● Does digital technology change how we see photography as truth?
In the era of “Fake News”, a term I had never heard of before President Trump, I have to admit I am always a little wary of what I am looking at, particularly when it comes to news articles. That’s not to say I agree with him at all. Quite the contrary. Trump felt threatened by a free press that holds power to account and so it should. We only have to look to countries like Russia or North Korea to see what happens when a free press does not exist. I want to believe what I am seeing to be real, but there is always a small thought at the back of my mind hoping that it is but also just sitting there going, is this photo taken from elsewhere, or a long time ago in another conflict, or has it been edited in some way in order to strengthen the viewpoint of the source. I’m focusing on a news perspective as of now as we are currently being bombarded with imagery of Russia’s invasion of Ukraine and there have already been discussions of imagery surrounding the war that is incorrect. Images of warplanes taken from other sources years ago and incorrectly appropriated. When I saw this it reminded me of a news report years back where a news channel had used a screengrab of a video game called Battlefield given how realistic video game graphics have gotten.
Digital technology has certainly made it very easy to edit photographs with Wells pointing out (Wells, 2015) “manipulation of images is nothing new and that photographs have been changed, touched-up or distorted since the earliest days”, and she goes on later to say “it is interesting to note that we have always known that photographs are malleable, contrived and slippery, but have, simultaneously, been prepared to believe them to be evidential and more ‘real’ than other kinds of images”.
She later says that a “complex of technical, political, social and cultural changes has transformed not just photography, but the whole of visual culture”. This gets me thinking about the rise of advertising. Was photography not used heavily in order to help produce the modern consumer creating “wants” as opposed to simply “needs”. Does any of this really answer the main question though? I don’t think it necessarily does. If we have always known that imagery could be manipulated then digital has simply made the process more versatile, although now this makes me think about Flat Earther’s who have questioned both analogue technologies like the famous photos taken of Earth by Apollo on its way to the moon, and modern imagery taken from the ISS both in photographic and video forms. This is of course a fringe group of individuals and hardly makes up the general consensus but when both can be questioned in this way it makes digital technology less unique. For people with these views, photography can be questioned regardless of its form if it does not support their worldview.
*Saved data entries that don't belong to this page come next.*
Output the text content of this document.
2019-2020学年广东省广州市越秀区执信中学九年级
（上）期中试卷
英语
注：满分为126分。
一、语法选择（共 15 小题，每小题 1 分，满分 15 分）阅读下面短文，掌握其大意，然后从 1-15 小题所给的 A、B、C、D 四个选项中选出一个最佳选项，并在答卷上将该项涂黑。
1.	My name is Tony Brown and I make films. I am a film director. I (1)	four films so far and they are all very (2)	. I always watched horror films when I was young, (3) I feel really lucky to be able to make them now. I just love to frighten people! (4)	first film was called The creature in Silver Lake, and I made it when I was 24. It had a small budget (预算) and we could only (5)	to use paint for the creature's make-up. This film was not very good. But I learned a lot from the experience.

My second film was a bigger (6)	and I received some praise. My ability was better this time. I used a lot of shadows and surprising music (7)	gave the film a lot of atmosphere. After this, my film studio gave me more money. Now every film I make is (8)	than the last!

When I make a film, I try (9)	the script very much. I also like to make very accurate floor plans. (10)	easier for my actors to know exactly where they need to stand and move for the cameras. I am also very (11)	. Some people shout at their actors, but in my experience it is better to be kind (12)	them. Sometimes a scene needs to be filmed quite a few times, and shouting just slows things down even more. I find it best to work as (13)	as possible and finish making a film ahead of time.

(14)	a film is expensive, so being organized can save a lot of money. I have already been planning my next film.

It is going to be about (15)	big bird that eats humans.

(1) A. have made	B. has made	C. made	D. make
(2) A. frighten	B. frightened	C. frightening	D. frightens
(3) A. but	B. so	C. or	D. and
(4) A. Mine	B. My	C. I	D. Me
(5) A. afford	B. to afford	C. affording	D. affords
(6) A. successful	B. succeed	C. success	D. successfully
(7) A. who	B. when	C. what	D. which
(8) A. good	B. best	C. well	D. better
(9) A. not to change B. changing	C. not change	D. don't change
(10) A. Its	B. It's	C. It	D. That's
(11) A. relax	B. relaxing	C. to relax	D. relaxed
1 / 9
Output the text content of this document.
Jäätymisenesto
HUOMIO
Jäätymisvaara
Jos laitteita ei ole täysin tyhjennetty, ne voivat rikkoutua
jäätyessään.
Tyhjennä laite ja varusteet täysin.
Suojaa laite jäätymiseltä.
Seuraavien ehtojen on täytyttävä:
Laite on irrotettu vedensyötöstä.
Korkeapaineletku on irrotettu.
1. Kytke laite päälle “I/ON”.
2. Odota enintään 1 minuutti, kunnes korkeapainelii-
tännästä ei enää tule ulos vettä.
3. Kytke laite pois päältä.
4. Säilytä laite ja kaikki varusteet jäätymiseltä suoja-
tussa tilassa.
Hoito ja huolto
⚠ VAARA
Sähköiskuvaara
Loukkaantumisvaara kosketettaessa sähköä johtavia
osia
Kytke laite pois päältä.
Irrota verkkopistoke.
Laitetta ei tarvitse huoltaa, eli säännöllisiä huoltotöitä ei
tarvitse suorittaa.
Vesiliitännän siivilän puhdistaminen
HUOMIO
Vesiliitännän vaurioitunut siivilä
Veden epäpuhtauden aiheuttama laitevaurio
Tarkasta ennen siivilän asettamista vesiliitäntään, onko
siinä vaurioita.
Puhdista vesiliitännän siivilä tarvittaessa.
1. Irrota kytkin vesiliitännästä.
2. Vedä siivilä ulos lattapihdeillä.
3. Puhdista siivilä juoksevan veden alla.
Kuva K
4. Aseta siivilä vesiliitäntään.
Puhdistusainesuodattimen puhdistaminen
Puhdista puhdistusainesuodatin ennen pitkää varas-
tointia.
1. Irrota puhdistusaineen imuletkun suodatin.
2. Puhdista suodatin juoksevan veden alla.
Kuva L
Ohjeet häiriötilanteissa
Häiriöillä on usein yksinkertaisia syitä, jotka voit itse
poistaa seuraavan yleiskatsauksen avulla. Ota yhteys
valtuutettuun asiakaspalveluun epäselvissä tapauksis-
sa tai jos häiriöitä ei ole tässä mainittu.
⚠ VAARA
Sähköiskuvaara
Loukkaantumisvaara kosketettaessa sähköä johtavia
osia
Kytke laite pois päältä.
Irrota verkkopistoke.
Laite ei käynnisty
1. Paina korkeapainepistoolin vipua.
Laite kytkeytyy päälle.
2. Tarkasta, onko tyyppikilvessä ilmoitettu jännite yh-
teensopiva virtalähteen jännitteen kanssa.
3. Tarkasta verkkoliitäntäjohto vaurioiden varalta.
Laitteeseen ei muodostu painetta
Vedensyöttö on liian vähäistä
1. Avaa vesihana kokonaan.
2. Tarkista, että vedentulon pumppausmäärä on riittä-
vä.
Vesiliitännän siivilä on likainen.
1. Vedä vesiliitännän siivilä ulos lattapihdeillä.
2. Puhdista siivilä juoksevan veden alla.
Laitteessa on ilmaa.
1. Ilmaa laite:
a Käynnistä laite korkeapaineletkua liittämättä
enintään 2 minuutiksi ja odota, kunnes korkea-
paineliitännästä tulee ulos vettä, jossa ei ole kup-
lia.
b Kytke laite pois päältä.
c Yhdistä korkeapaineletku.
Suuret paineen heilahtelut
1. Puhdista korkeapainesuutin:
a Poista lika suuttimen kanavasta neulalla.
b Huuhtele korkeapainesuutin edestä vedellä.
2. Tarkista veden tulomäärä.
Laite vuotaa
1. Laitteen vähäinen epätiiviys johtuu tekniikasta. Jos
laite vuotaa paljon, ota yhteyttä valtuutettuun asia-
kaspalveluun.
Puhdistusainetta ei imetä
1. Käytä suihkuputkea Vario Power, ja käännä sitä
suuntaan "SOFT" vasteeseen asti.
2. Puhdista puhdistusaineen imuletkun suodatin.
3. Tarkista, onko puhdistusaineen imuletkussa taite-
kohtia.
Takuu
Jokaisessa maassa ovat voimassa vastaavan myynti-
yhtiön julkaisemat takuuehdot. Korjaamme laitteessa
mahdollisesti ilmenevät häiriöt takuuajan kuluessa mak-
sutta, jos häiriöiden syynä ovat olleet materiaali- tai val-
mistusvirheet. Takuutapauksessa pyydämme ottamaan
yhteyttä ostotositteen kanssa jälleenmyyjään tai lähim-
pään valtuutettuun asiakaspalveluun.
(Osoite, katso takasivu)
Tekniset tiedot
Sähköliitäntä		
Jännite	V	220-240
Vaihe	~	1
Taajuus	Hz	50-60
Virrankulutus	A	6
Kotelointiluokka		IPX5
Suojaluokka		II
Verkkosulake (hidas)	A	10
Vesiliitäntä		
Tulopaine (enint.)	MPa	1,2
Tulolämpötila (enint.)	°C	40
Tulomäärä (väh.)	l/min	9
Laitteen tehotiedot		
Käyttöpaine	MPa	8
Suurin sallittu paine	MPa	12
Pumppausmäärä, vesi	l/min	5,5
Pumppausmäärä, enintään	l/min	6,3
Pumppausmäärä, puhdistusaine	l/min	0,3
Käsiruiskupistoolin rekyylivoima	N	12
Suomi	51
In Stephen Bull’s book Photography, he discusses the 1995 essay by Lev Manovichwho reinforces the point made by Wells that photography was manipulated from the very beginning stating (Bull, 2010) “photographs were cut-up, combined and reassembled from the moment that photography came into being, for example in the cut-and-paste techniques of the Victorian photo album and the 19th-century montages by Oscar Rejlander such as The Two ways of Life which combines 30 separate images.” He quotes Manovich as saying “Digital technology does not subvert ‘normal’ photography because ‘normal’ photography never existed.” (Manovich 2003: 245). He later goes on to say that Batchen goes further than Manovich by arguing in 1997 that “even ‘normal’ documentary photography involves practices of artifice such as cropping, the use of flash and selecting an exposure time: ‘In the mere act of transcribing world into picture, three dimensions into two, photographers necessarily manufacture the image they make’ (Batchen 1997: 212). To Batchen digitally manipulated photographs do what photography has always done: depict the world as an altered version of itself. From such viewpoints digital technology can be regarded not as representing a revolution, but as a gradual and continuing evolution in photography – and how it is thought about – since the early 1990s.
Sources
- Wells, L. (2015). Photography a critical introduction. London [U.A] Routledge, Taylor & Francis Group.
- Bull, S. (2010). Photography. London ; New York: Routledge.